# Bass



## bubforever

I'm preparing my tank for the freshwater fish that i'm going to get as previously explained so i've been going out to the local rivers and catching clams, river plants and crawfish. While out today i saw in the shallows some minnow like fish swimming around. I caught a few to put in the tank and believe or not they turned out to be bass fry. My needlefish ate two of them and I'm left with only one. So its in my breeder tank with my guppy fry now.
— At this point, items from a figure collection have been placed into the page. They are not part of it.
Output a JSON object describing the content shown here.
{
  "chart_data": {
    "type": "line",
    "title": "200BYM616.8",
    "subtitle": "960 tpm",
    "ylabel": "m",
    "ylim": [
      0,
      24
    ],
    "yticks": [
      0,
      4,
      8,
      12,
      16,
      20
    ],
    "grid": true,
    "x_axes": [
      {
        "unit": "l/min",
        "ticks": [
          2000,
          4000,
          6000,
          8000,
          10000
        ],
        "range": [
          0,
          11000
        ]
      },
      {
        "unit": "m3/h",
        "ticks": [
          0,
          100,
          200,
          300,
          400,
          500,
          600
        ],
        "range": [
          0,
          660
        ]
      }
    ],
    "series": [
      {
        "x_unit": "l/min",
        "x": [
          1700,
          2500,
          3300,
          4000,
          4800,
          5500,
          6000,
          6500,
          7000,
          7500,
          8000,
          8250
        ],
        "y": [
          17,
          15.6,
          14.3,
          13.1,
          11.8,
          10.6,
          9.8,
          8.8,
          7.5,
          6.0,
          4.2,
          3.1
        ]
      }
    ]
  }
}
Lets hope it grows to be a trophy bass.


----------



## bubforever

here's an actual pic of it

http://new.photos.yahoo.com/[email protected]/0


----------



## Rick

What size tank?


----------



## bubforever

> What size tank?


30 gallon, most likely i'm going to get a bigger one later.


----------



## Sparky

Yummy.


----------



## Rick

> What size tank?
> 
> 
> 
> 30 gallon, most likely i'm going to get a bigger one later.
Click to expand...

I would think at least a 75 or bigger for something like this.


----------



## bubforever

> What size tank?
> 
> 
> 
> 30 gallon, most likely i'm going to get a bigger one later.
> 
> Click to expand...
> 
> I would think at least a 75 or bigger for something like this.
Click to expand...

Yeah that's what i was thinking, luckly for me this bass is only an inch and a half right now so i have time to save up some money.


----------



## bubforever

Though i wonder what i should be feeding it right now? I have a fresh batch of baby guppies that it should be able to stomach but i'm thinking small bugs like ants (mantids maybe? just kidding  ).


----------



## Rick

Guppie or any other fry would work I am sure. Fruit flies are another good choice.


----------



## robo mantis

I need to know the contact of your sourse! i want some! :x


----------



## bubforever

> I need to know the contact of your sourse! i want some! :x


These i got at the dupage river i went out and caught them myself. Heres the # for the pets etc. i go to (630) 369-1919 keep in mind that they don't get regular shipment of gamefish and i have no idea if they would hold a fish for someone. Also its located in naperville so that may be quite a drive for you robo mantis.


----------



## bubforever

I think the breeder tank may be to small so i going to design an attachment for my tank using a smaller fish tank. I'm taking this tank






turning it so that the curved front is facing down, then cutting most of the top off and putting small slits and a few small openings on the sides for water circulation. then just add some gravel, attach the open part to the side of the tank, and put the bass in. Hopefully if it works it will feel a bit more like the shallow waters i found him/her in.


----------



## robo mantis

Hmm its kinda far. How you catch them? wading?


----------



## hibiscusmile

Wow good idea, I use to have over 2 foot bass in my lake, but I had it emptied a few years ago and cleaned out, every one who wanted the fish never showed up... @$#% so they all died........whaaaaaaaaa  now I have a lake full of frogs and nothin to eat the tadpoles. Sometimes a crane comes by to fish, but doesn't stay now that the fish are all tiny:{


----------



## bubforever

Is it a manmade lake?


----------



## bubforever

I'm starting to have second thoughts about whether or not what i caught is really a bass fry. I went out again to the river and caught some more and in one of the schools of what i thought were fry was something that looked like a pregnate female guppy. I don't know if it was coincidence or if i really just caught a bunch of minnows. Oh well i also managed to catch a 3 inch long catfish and a tadpole all of which are in my tank now.


----------



## Rory

I have a channel catfish and it's killed a heron once  But he's almost 3 foot called 'kitty'- a rather fitting name.


----------



## robo mantis

I HAD a catfish for 5 years i think and it just fell over dead one day :?


----------